README.md

Experiments and Results

The following is mostly outdated and should be recycled/updated:

Model

Basically GPT, but with slightly different attention/loss mask (see agenda above)
Targeting 175-200B parameters, seq length 512 or 1024, adam optimizer
Note: our nodes have 128GB total gpu memory each -> need sharding (model weights alone are 350GB in fp16!)
Note 2: may need to adjust expectations based on estimated training time (pending)
Subsequent runs: consider encoder-decoder arch? longer sequences? adafactor?

Making it train:

Candidates for run1: deepspeed-gpt and megatron-gpt. Save fairscale/t5/custom for later. Use reference training code instead of integrating.
Only consider training nodes with 4x V100-32GB because there are too few 8x nodes in JZ
Current strategy: fully sharded data-parallel between nodes, arbitrary black magic within one node.

For each framework, we need to measure (hackathon participants + Sidd + Laurel)

maximum number of parameters that we can train on 1 node
minimum number of nodes to fit 175B-parameter model (num_layers/dmodel/dhead: from gpt3 table 2.1)
training throughput (i.e. training tokens per second in both configurations)
Once we get through the initial debugging, ask microsoft/nvidia teams to sanity-check our configs for DS/Megatron respectively

Investigate:

@Stas measured allreduce bandwidth between two nodes as ~135Gbps, now he's is investigating if we can get closer to the theoretical max = 400Gbps
Estimated training time for 175B parameters - based on training throughput in megatron/deepspeed tech reports; estimated time to "reasonable performance". (TODO @Yozh and @Max Ryabinin).
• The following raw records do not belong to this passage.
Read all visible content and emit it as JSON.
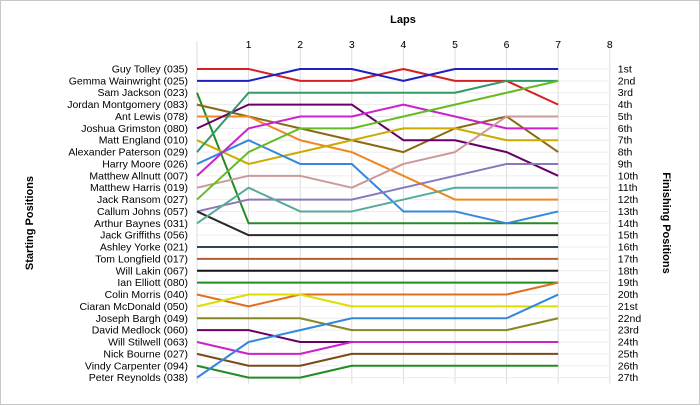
{
  "chart_data": {
    "type": "line",
    "title": "Laps",
    "ylabel_left": "Starting Positions",
    "ylabel_right": "Finishing Positions",
    "x": [
      "1",
      "2",
      "3",
      "4",
      "5",
      "6",
      "7",
      "8"
    ],
    "finish_labels": [
      "1st",
      "2nd",
      "3rd",
      "4th",
      "5th",
      "6th",
      "7th",
      "8th",
      "9th",
      "10th",
      "11th",
      "12th",
      "13th",
      "14th",
      "15th",
      "16th",
      "17th",
      "18th",
      "19th",
      "20th",
      "21st",
      "22nd",
      "23rd",
      "24th",
      "25th",
      "26th",
      "27th"
    ],
    "grid": true,
    "series": [
      {
        "name": "Guy Tolley (035)",
        "color": "#d42020",
        "positions": [
          1,
          1,
          2,
          2,
          1,
          2,
          2,
          4
        ]
      },
      {
        "name": "Gemma Wainwright (025)",
        "color": "#2020c0",
        "positions": [
          2,
          2,
          1,
          1,
          2,
          1,
          1,
          1
        ]
      },
      {
        "name": "Sam Jackson (023)",
        "color": "#228b22",
        "positions": [
          3,
          14,
          14,
          14,
          14,
          14,
          14,
          14
        ]
      },
      {
        "name": "Jordan Montgomery (083)",
        "color": "#8b6914",
        "positions": [
          4,
          5,
          6,
          7,
          8,
          6,
          5,
          8
        ]
      },
      {
        "name": "Ant Lewis (078)",
        "color": "#ee8822",
        "positions": [
          5,
          5,
          7,
          8,
          10,
          12,
          12,
          12
        ]
      },
      {
        "name": "Joshua Grimston (080)",
        "color": "#660066",
        "positions": [
          6,
          4,
          4,
          4,
          7,
          7,
          8,
          10
        ]
      },
      {
        "name": "Matt England (010)",
        "color": "#ccaa00",
        "positions": [
          7,
          9,
          8,
          7,
          6,
          6,
          7,
          7
        ]
      },
      {
        "name": "Alexander Paterson (029)",
        "color": "#339966",
        "positions": [
          8,
          3,
          3,
          3,
          3,
          3,
          2,
          2
        ]
      },
      {
        "name": "Harry Moore (026)",
        "color": "#3388dd",
        "positions": [
          9,
          7,
          9,
          9,
          13,
          13,
          14,
          13
        ]
      },
      {
        "name": "Matthew Allnutt (007)",
        "color": "#cc22cc",
        "positions": [
          10,
          6,
          5,
          5,
          4,
          5,
          6,
          6
        ]
      },
      {
        "name": "Matthew Harris (019)",
        "color": "#cc9999",
        "positions": [
          11,
          10,
          10,
          11,
          9,
          8,
          5,
          5
        ]
      },
      {
        "name": "Jack Ransom (027)",
        "color": "#66bb22",
        "positions": [
          12,
          8,
          6,
          6,
          5,
          4,
          3,
          2
        ]
      },
      {
        "name": "Callum Johns (057)",
        "color": "#8877bb",
        "positions": [
          13,
          12,
          12,
          12,
          11,
          10,
          9,
          9
        ]
      },
      {
        "name": "Arthur Baynes (031)",
        "color": "#2a2a2a",
        "positions": [
          13,
          15,
          15,
          15,
          15,
          15,
          15,
          15
        ]
      },
      {
        "name": "Jack Griffiths (056)",
        "color": "#55aa99",
        "positions": [
          14,
          11,
          13,
          13,
          12,
          11,
          11,
          11
        ]
      },
      {
        "name": "Ashley Yorke (021)",
        "color": "#334455",
        "positions": [
          16,
          16,
          16,
          16,
          16,
          16,
          16,
          16
        ]
      },
      {
        "name": "Tom Longfield (017)",
        "color": "#b06030",
        "positions": [
          17,
          17,
          17,
          17,
          17,
          17,
          17,
          17
        ]
      },
      {
        "name": "Will Lakin (067)",
        "color": "#111111",
        "positions": [
          18,
          18,
          18,
          18,
          18,
          18,
          18,
          18
        ]
      },
      {
        "name": "Ian Elliott (080)",
        "color": "#1e8c1e",
        "positions": [
          19,
          19,
          19,
          19,
          19,
          19,
          19,
          19
        ]
      },
      {
        "name": "Colin Morris (040)",
        "color": "#e07020",
        "positions": [
          20,
          21,
          20,
          20,
          20,
          20,
          20,
          19
        ]
      },
      {
        "name": "Ciaran McDonald (050)",
        "color": "#dddd00",
        "positions": [
          21,
          20,
          20,
          21,
          21,
          21,
          21,
          21
        ]
      },
      {
        "name": "Joseph Bargh (049)",
        "color": "#888822",
        "positions": [
          22,
          22,
          22,
          23,
          23,
          23,
          23,
          22
        ]
      },
      {
        "name": "David Medlock (060)",
        "color": "#660066",
        "positions": [
          23,
          23,
          24,
          24,
          24,
          24,
          24,
          24
        ]
      },
      {
        "name": "Will Stilwell (063)",
        "color": "#cc22cc",
        "positions": [
          24,
          25,
          25,
          24,
          24,
          24,
          24,
          24
        ]
      },
      {
        "name": "Nick Bourne (027)",
        "color": "#7a4a1a",
        "positions": [
          25,
          26,
          26,
          25,
          25,
          25,
          25,
          25
        ]
      },
      {
        "name": "Vindy Carpenter (094)",
        "color": "#228b22",
        "positions": [
          26,
          27,
          27,
          26,
          26,
          26,
          26,
          26
        ]
      },
      {
        "name": "Peter Reynolds (038)",
        "color": "#3388dd",
        "positions": [
          27,
          24,
          23,
          22,
          22,
          22,
          22,
          20
        ]
      }
    ]
  }
}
Sanity-check whether the 8-node servers are indeed too few to train in reasonable time.
Figure out the how to introduce semi-autoregressive attention mask (and loss mask) to the code of deepspeed and megatron-LM training configs (looking for volunteers!)

Next steps:

After Stas figures out the bandwidth, we need to measure how performance scales with #nodes using data-parallel training.
Ask/measure how many server nodes can we reliably provision with JZ. Find the optimal trade-off between #nodes vs training time.
a quick preliminary run with the same configuration, but fewer parameters ... and we can unleash the beast!